Head coach Dabo Swinney told the media Wednesday afternoon that he sees Barrett playing a versatile role, similar to former Clemson defender Isaiah Simmons.

“We’re going to use him in a versatile way,” Swinney said. “He’s not a guy you can kind of put in a box there. He absolutely can play linebacker, there’s no question about that. But we think he could play either safety, we think he could play nickel-SAM – I mean, he is as dynamic a guy as we’ve signed. And if you just watch him and what he’s done offensively as well – he’s fast, he’s got the size and the physicality to play in the box, but he’s got the speed and coverage ability and range to play on the back end.”

Could Carter see the field early in his Clemson career? Corners coach Mike Reed thinks so, saying that opponents will have to find a way to scheme against the 6-foot-1, 220-pounder.

“He’s a guy that teams are going to have to scheme against,” Reed said. “As Coach (Swinney) alluded to, he’s very dynamic, can do a lot. When you have a guy like that, it’s one of those kind of kids you have to be accountable for on every play. You never know where he’s going to line up. I mean, heck, he even played quarterback this year and did a heck of a job as a quarterback, and a running back. So, those type of athletes in our defensive scheme will allow us to do a lot of things.”

In other words, Carter is the kind of defender who will be on the field for all three downs, regardless of the offensive personnel grouping.

“He’s a guy that in today’s world of offensive football and people spreading people out and 12 personnel (one running back and two tight ends), 11 personnel (one running back and one tight end), 10 personnel (one running back and zero tight ends), multiple personnel groupings and those type of things, he’s a guy that can play any down,” Swinney said. “He can play in any package against any personnel that an offense puts on the field. He’s physical enough to hold up against any 12-personnel type of attack. He’s fast enough and athletic and rangy enough to play against a 10-personnel team. There’s really nothing he can’t do.

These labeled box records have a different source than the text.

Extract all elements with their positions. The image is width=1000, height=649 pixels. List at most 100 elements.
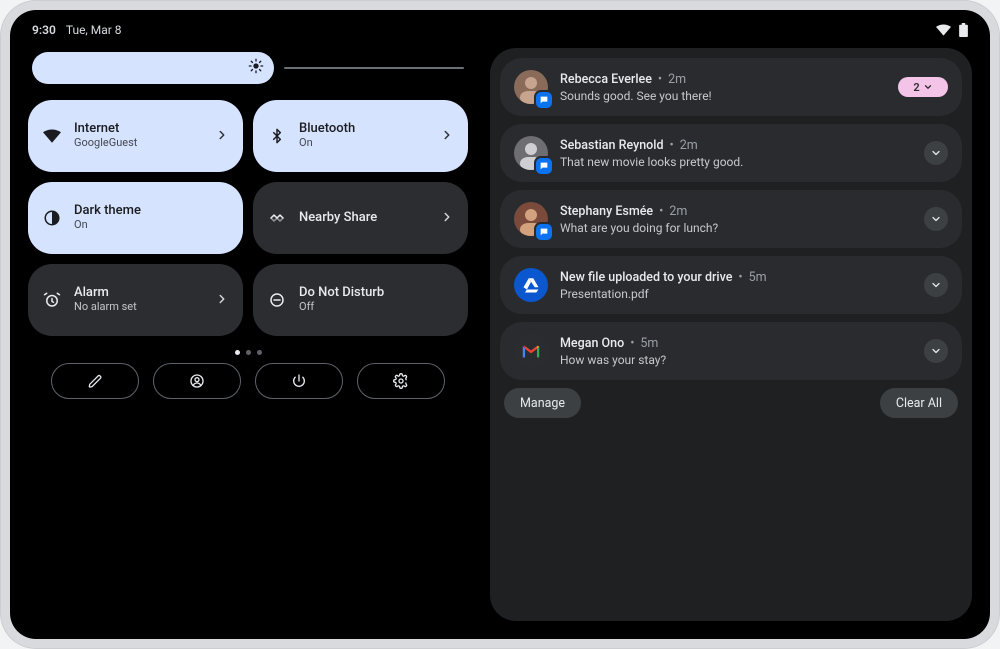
chevron-right-icon (440, 127, 454, 146)
notifications-actions: Manage Clear All (500, 388, 962, 420)
chevron-right-icon (440, 209, 454, 228)
notification-item[interactable]: New file uploaded to your drive • 5m Pre… (500, 256, 962, 314)
tile-subtitle: Off (299, 301, 454, 314)
do-not-disturb-icon (267, 290, 287, 310)
tile-alarm[interactable]: Alarm No alarm set (28, 264, 243, 336)
manage-notifications-button[interactable]: Manage (504, 388, 581, 418)
notification-avatar (514, 202, 548, 236)
tile-title: Nearby Share (299, 211, 428, 226)
notification-item[interactable]: Megan Ono • 5m How was your stay? (500, 322, 962, 380)
pager-dots[interactable] (28, 350, 468, 355)
screen: 9:30 Tue, Mar 8 (10, 10, 990, 639)
notification-subtitle: Sounds good. See you there! (560, 89, 886, 103)
pencil-icon (88, 374, 103, 389)
tile-title: Dark theme (74, 204, 229, 219)
chevron-down-icon (930, 279, 942, 291)
notification-title: Rebecca Everlee (560, 72, 652, 87)
tiles-grid: Internet GoogleGuest Bluetooth (28, 100, 468, 336)
tile-subtitle: On (74, 219, 229, 232)
drive-app-icon (514, 268, 548, 302)
messages-app-badge-icon (536, 224, 552, 240)
chevron-down-icon (930, 213, 942, 225)
quick-settings-actions (28, 363, 468, 399)
tile-subtitle: No alarm set (74, 301, 203, 314)
notifications-panel: Rebecca Everlee • 2m Sounds good. See yo… (490, 48, 972, 621)
tile-title: Internet (74, 122, 203, 137)
tile-subtitle: GoogleGuest (74, 137, 203, 150)
notifications-pane: Rebecca Everlee • 2m Sounds good. See yo… (490, 48, 972, 621)
gear-icon (393, 373, 409, 389)
expand-button[interactable] (924, 273, 948, 297)
messages-app-badge-icon (536, 92, 552, 108)
notification-time: 2m (680, 138, 698, 153)
chevron-right-icon (215, 291, 229, 310)
user-switch-button[interactable] (153, 363, 241, 399)
notification-item[interactable]: Rebecca Everlee • 2m Sounds good. See yo… (500, 58, 962, 116)
pager-dot (246, 350, 251, 355)
badge-count: 2 (913, 81, 919, 94)
pager-dot (257, 350, 262, 355)
brightness-track (284, 67, 464, 69)
notification-avatar (514, 136, 548, 170)
alarm-icon (42, 290, 62, 310)
bluetooth-icon (267, 126, 287, 146)
tile-do-not-disturb[interactable]: Do Not Disturb Off (253, 264, 468, 336)
device-frame: 9:30 Tue, Mar 8 (0, 0, 1000, 649)
tile-nearby-share[interactable]: Nearby Share (253, 182, 468, 254)
battery-icon (959, 23, 968, 37)
tile-bluetooth[interactable]: Bluetooth On (253, 100, 468, 172)
separator-dot: • (630, 336, 634, 351)
wifi-icon (936, 24, 951, 36)
notification-subtitle: What are you doing for lunch? (560, 221, 912, 235)
notification-title: New file uploaded to your drive (560, 270, 732, 285)
power-icon (291, 373, 307, 389)
messages-app-badge-icon (536, 158, 552, 174)
tile-internet[interactable]: Internet GoogleGuest (28, 100, 243, 172)
expand-button[interactable] (924, 141, 948, 165)
notification-item[interactable]: Stephany Esmée • 2m What are you doing f… (500, 190, 962, 248)
notification-time: 5m (749, 270, 767, 285)
content: Internet GoogleGuest Bluetooth (28, 48, 972, 621)
notification-time: 2m (669, 204, 687, 219)
notification-title: Megan Ono (560, 336, 624, 351)
power-button[interactable] (255, 363, 343, 399)
brightness-fill (32, 52, 274, 84)
notification-title: Stephany Esmée (560, 204, 653, 219)
notification-subtitle: How was your stay? (560, 353, 912, 367)
chevron-down-icon (930, 345, 942, 357)
brightness-slider[interactable] (32, 52, 464, 84)
edit-tiles-button[interactable] (51, 363, 139, 399)
chevron-right-icon (215, 127, 229, 146)
tile-dark-theme[interactable]: Dark theme On (28, 182, 243, 254)
brightness-icon (248, 58, 264, 78)
expand-button[interactable] (924, 339, 948, 363)
status-bar: 9:30 Tue, Mar 8 (10, 18, 990, 42)
tile-title: Alarm (74, 286, 203, 301)
notification-avatar (514, 70, 548, 104)
separator-dot: • (738, 270, 742, 285)
notification-subtitle: Presentation.pdf (560, 287, 912, 301)
notification-count-badge[interactable]: 2 (898, 77, 948, 97)
chevron-down-icon (923, 82, 933, 92)
notification-time: 2m (668, 72, 686, 87)
contrast-icon (42, 208, 62, 228)
separator-dot: • (658, 72, 662, 87)
wifi-icon (42, 126, 62, 146)
status-date: Tue, Mar 8 (66, 23, 122, 37)
pager-dot (235, 350, 240, 355)
expand-button[interactable] (924, 207, 948, 231)
tile-title: Bluetooth (299, 122, 428, 137)
notification-subtitle: That new movie looks pretty good. (560, 155, 912, 169)
clear-all-button[interactable]: Clear All (880, 388, 958, 418)
gmail-app-icon (514, 334, 548, 368)
tile-title: Do Not Disturb (299, 286, 454, 301)
separator-dot: • (670, 138, 674, 153)
settings-button[interactable] (357, 363, 445, 399)
chevron-down-icon (930, 147, 942, 159)
notification-time: 5m (640, 336, 658, 351)
separator-dot: • (659, 204, 663, 219)
user-icon (189, 373, 205, 389)
tile-subtitle: On (299, 137, 428, 150)
notification-item[interactable]: Sebastian Reynold • 2m That new movie lo… (500, 124, 962, 182)
quick-settings: Internet GoogleGuest Bluetooth (28, 48, 468, 621)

“I think again, just his versatility, it’s hard to just kind of pencil him in. He’s one of those guys we’ll figure out, like an Isaiah Simmons. We’ll figure him out as we go, but you’ll see him do a lot of different things throughout his career.”

Another player to watch out for is Will Taylor, the quarterback out of Dutch Fork who will also play baseball for Monte Lee. Swinney says Taylor has the wheels to play wide receiver but will start out learning the quarterback position.

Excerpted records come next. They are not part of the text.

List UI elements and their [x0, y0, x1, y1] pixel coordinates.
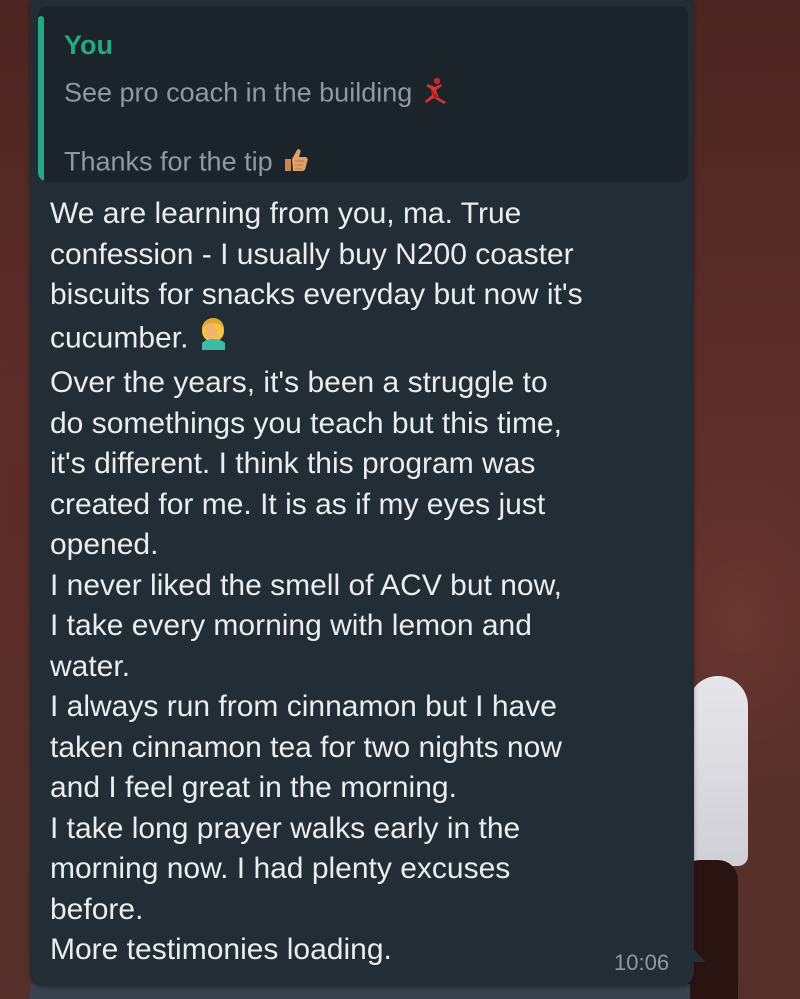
quote-line-2-text: Thanks for the tip — [64, 146, 273, 177]
quote-sender-name: You — [64, 30, 113, 60]
quote-accent-bar — [38, 16, 44, 182]
message-timestamp: 10:06 — [614, 950, 670, 975]
message-line: biscuits for snacks everyday but now it'… — [50, 278, 583, 311]
message-bubble-tail — [692, 948, 706, 962]
quote-line-2: Thanks for the tip — [64, 146, 309, 181]
message-line: Over the years, it's been a struggle to — [50, 366, 548, 399]
message-line: created for me. It is as if my eyes just — [50, 487, 546, 521]
message-line: do somethings you teach but this time, — [50, 406, 562, 440]
quote-line-1: See pro coach in the building — [64, 76, 450, 113]
message-line: I take long prayer walks early in the — [50, 811, 521, 845]
message-line-text: cucumber. — [50, 321, 189, 355]
message-bubble[interactable]: You See pro coach in the building Thanks… — [30, 0, 694, 986]
message-line: and I feel great in the morning. — [50, 771, 457, 804]
wallpaper-bottom-strip — [30, 984, 690, 999]
message-line: it's different. I think this program was — [50, 447, 536, 480]
message-line: I never liked the smell of ACV but now, — [50, 568, 562, 602]
wallpaper-figure-shirt — [688, 676, 748, 866]
message-line: morning now. I had plenty excuses — [50, 852, 511, 885]
message-line-with-emoji: cucumber. — [50, 316, 680, 364]
message-line: before. — [50, 892, 144, 926]
message-line: We are learning from you, ma. True — [50, 197, 522, 230]
quote-line-1-text: See pro coach in the building — [64, 77, 413, 108]
message-line: More testimonies loading. — [50, 933, 392, 966]
thumbs-up-icon — [281, 146, 309, 181]
message-line: water. — [50, 649, 131, 683]
message-line: I take every morning with lemon and — [50, 609, 532, 642]
message-line: taken cinnamon tea for two nights now — [50, 730, 562, 764]
message-body: We are learning from you, ma. True confe… — [50, 194, 680, 971]
message-line: opened. — [50, 528, 159, 561]
message-line: I always run from cinnamon but I have — [50, 690, 557, 723]
woman-dancing-icon — [420, 76, 450, 113]
quoted-reply[interactable]: You See pro coach in the building Thanks… — [38, 6, 688, 182]
message-line: confession - I usually buy N200 coaster — [50, 237, 574, 271]
face-palm-icon — [196, 316, 232, 364]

"He's a winner, No. 1. High-character kid. Goes back to a couple of years ago in camp. He was working QB,” Swinney said. “He's not quite as big as you'd like in a quarterback. But I really wanted to see him as a receiver, so I put him at wideout in camp and wanted to see how natural it was. It took about two minutes. First of all, he can fly. His acceleration makes him special. His lateral quickness and vertical acceleration. And he's got natural ball skills. Very confident kid.

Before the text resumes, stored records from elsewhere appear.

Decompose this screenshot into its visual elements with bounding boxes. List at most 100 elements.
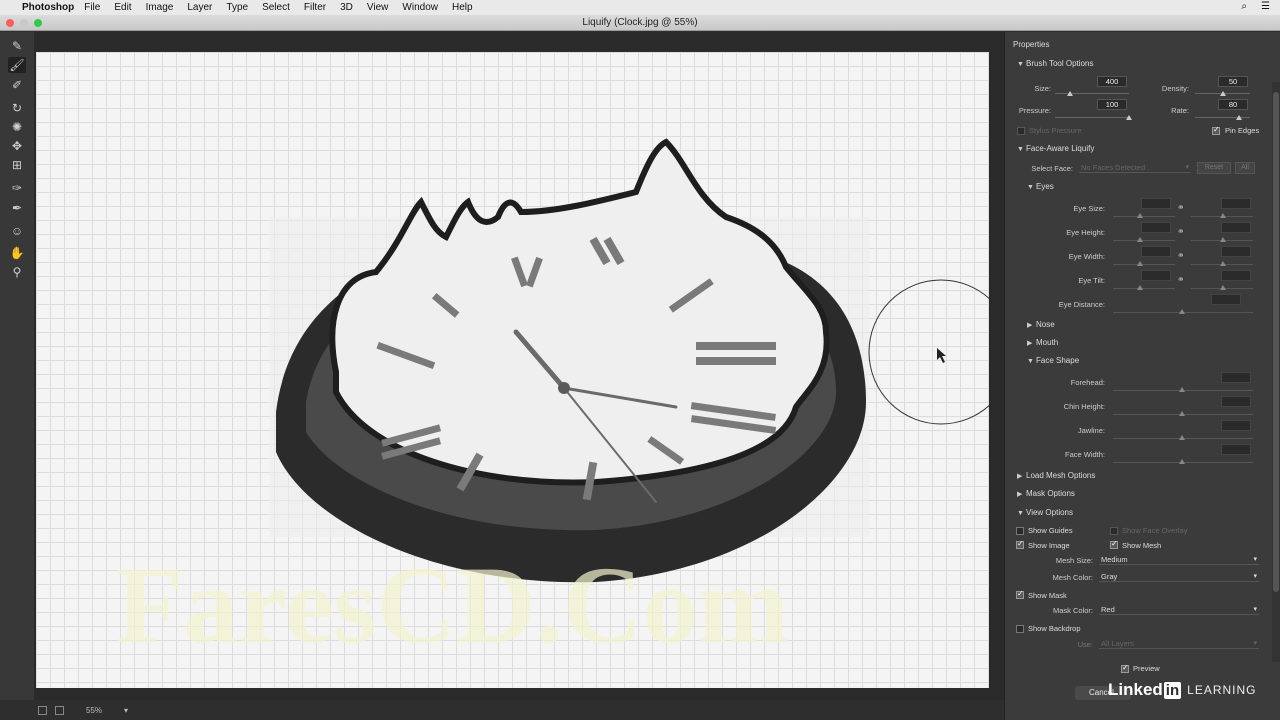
pressure-input[interactable]: 100 [1097, 99, 1127, 110]
thaw-mask-tool-icon[interactable]: ✒ [8, 200, 26, 216]
link-icon[interactable]: ⚭ [1177, 250, 1185, 261]
show-backdrop-checkbox[interactable] [1016, 625, 1024, 633]
close-window-button[interactable] [6, 19, 14, 27]
nose-header[interactable]: ▶ Nose [1027, 320, 1055, 329]
view-options-header[interactable]: ▼ View Options [1017, 508, 1073, 517]
face-width-input[interactable] [1221, 444, 1251, 455]
properties-scrollbar[interactable] [1272, 82, 1280, 662]
push-left-tool-icon[interactable]: ⊞ [8, 157, 26, 173]
zoom-window-button[interactable] [34, 19, 42, 27]
show-mesh-checkbox[interactable] [1110, 539, 1118, 549]
eye-size-left-thumb[interactable] [1137, 213, 1143, 218]
show-face-overlay-checkbox[interactable] [1110, 527, 1118, 535]
eye-tilt-left-thumb[interactable] [1137, 285, 1143, 290]
eye-tilt-left-track[interactable] [1113, 288, 1175, 289]
menu-list-icon[interactable]: ☰ [1261, 1, 1270, 12]
eye-size-left-input[interactable] [1141, 198, 1171, 209]
menu-filter[interactable]: Filter [304, 2, 326, 13]
all-button[interactable]: All [1235, 162, 1255, 174]
brush-tool-options-header[interactable]: ▼ Brush Tool Options [1017, 59, 1093, 68]
forehead-input[interactable] [1221, 372, 1251, 383]
eye-width-right-thumb[interactable] [1220, 261, 1226, 266]
bloat-tool-icon[interactable]: ✥ [8, 138, 26, 154]
reset-button[interactable]: Reset [1197, 162, 1231, 174]
menu-3d[interactable]: 3D [340, 2, 353, 13]
twirl-clockwise-tool-icon[interactable]: ↻ [8, 100, 26, 116]
eye-height-right-input[interactable] [1221, 222, 1251, 233]
mask-options-header[interactable]: ▶ Mask Options [1017, 489, 1075, 498]
pucker-tool-icon[interactable]: ✺ [8, 119, 26, 135]
stylus-pressure-checkbox[interactable] [1017, 127, 1025, 135]
hand-tool-icon[interactable]: ✋ [8, 245, 26, 261]
image-canvas[interactable]: FaresCD.Com [36, 52, 989, 688]
menu-view[interactable]: View [367, 2, 389, 13]
show-image-checkbox[interactable] [1016, 539, 1024, 549]
zoom-in-icon[interactable] [55, 705, 64, 715]
freeze-mask-tool-icon[interactable]: ✑ [8, 180, 26, 196]
size-input[interactable]: 400 [1097, 76, 1127, 87]
face-aware-liquify-header[interactable]: ▼ Face-Aware Liquify [1017, 144, 1094, 153]
use-dropdown[interactable]: All Layers ▾ [1099, 638, 1259, 649]
eye-height-left-track[interactable] [1113, 240, 1175, 241]
link-icon[interactable]: ⚭ [1177, 274, 1185, 285]
link-icon[interactable]: ⚭ [1177, 226, 1185, 237]
pressure-slider-track[interactable] [1055, 117, 1129, 118]
density-slider-thumb[interactable] [1219, 91, 1226, 96]
chin-height-thumb[interactable] [1179, 411, 1185, 416]
menu-help[interactable]: Help [452, 2, 473, 13]
eye-distance-input[interactable] [1211, 294, 1241, 305]
eye-tilt-right-input[interactable] [1221, 270, 1251, 281]
load-mesh-options-header[interactable]: ▶ Load Mesh Options [1017, 471, 1095, 480]
rate-slider-thumb[interactable] [1236, 115, 1242, 120]
eye-width-left-track[interactable] [1113, 264, 1175, 265]
zoom-tool-icon[interactable]: ⚲ [8, 264, 26, 280]
mesh-size-dropdown[interactable]: Medium ▾ [1099, 554, 1259, 565]
mesh-color-dropdown[interactable]: Gray ▾ [1099, 571, 1259, 582]
eyes-header[interactable]: ▼ Eyes [1027, 182, 1054, 191]
jawline-thumb[interactable] [1179, 435, 1185, 440]
eye-size-left-track[interactable] [1113, 216, 1175, 217]
mouth-header[interactable]: ▶ Mouth [1027, 338, 1058, 347]
menu-image[interactable]: Image [146, 2, 174, 13]
menu-type[interactable]: Type [226, 2, 248, 13]
chin-height-input[interactable] [1221, 396, 1251, 407]
face-shape-header[interactable]: ▼ Face Shape [1027, 356, 1079, 365]
pin-edges-checkbox[interactable] [1212, 125, 1220, 135]
eye-height-left-input[interactable] [1141, 222, 1171, 233]
reconstruct-tool-icon[interactable]: 🖌 [8, 57, 26, 73]
face-width-thumb[interactable] [1179, 459, 1185, 464]
jawline-input[interactable] [1221, 420, 1251, 431]
mask-color-dropdown[interactable]: Red ▾ [1099, 604, 1259, 615]
forward-warp-tool-icon[interactable]: ✎ [8, 38, 26, 54]
size-slider-thumb[interactable] [1066, 91, 1073, 96]
menu-select[interactable]: Select [262, 2, 290, 13]
minimize-window-button[interactable] [20, 19, 28, 27]
eye-size-right-input[interactable] [1221, 198, 1251, 209]
menu-edit[interactable]: Edit [114, 2, 131, 13]
app-menu[interactable]: Photoshop [22, 2, 74, 13]
link-icon[interactable]: ⚭ [1177, 202, 1185, 213]
rate-input[interactable]: 80 [1218, 99, 1248, 110]
eye-height-right-thumb[interactable] [1220, 237, 1226, 242]
smooth-tool-icon[interactable]: ✐ [8, 77, 26, 93]
select-face-dropdown[interactable]: No Faces Detected ▾ [1079, 162, 1191, 173]
eye-tilt-right-thumb[interactable] [1220, 285, 1226, 290]
menu-file[interactable]: File [84, 2, 100, 13]
eye-tilt-left-input[interactable] [1141, 270, 1171, 281]
zoom-out-icon[interactable] [38, 705, 47, 715]
scrollbar-thumb[interactable] [1273, 92, 1279, 592]
eye-height-left-thumb[interactable] [1137, 237, 1143, 242]
eye-width-left-input[interactable] [1141, 246, 1171, 257]
face-tool-icon[interactable]: ☺ [8, 223, 26, 239]
forehead-thumb[interactable] [1179, 387, 1185, 392]
pressure-slider-thumb[interactable] [1126, 115, 1132, 120]
show-mask-checkbox[interactable] [1016, 589, 1024, 599]
menu-layer[interactable]: Layer [187, 2, 212, 13]
preview-checkbox[interactable] [1121, 663, 1129, 673]
eye-size-right-thumb[interactable] [1220, 213, 1226, 218]
menu-window[interactable]: Window [402, 2, 438, 13]
eye-distance-thumb[interactable] [1179, 309, 1185, 314]
zoom-level[interactable]: 55% [86, 706, 102, 715]
zoom-dropdown-icon[interactable]: ▾ [124, 706, 128, 715]
show-guides-checkbox[interactable] [1016, 527, 1024, 535]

"The big thing for me watching him was realizing he could legitimately play QB for us. In this world we're in now, in the transfer portal era, I've had Will in my mind for a while. We are going to train him as a QB in the first year, but move him to wideout. I think he has a chance to be elite at receiver. But he will have the foundation of being a quarterback in place."

North Carolina running back Will Shipley has drawn comparisons to Carolina Panthers running back Christian McCaffrey. Swinney was asked if Shipley compares to any player he’s coached.

"Not really. Not that I've coached. The only kid that jumps out is maybe the McCaffrey kid,” Swinney said. “Similar in he's powerful, fast, dynamic. Nothing he can't do. And he's big. He has a rare combination of size and speed. I haven't had a guy like him with that size to this point, so he's pretty unique."

Another defender specifically mentioned by Swinney was defensive end Zaire Patterson.

"Zaire transitioning to football full-time and giving up the hoops dreams, he's realized his future is with football,” Swinney said. “Quarantine has been good to him. First time we saw him, he was 205 pounds. Now he's 240-plus. Big-time athlete."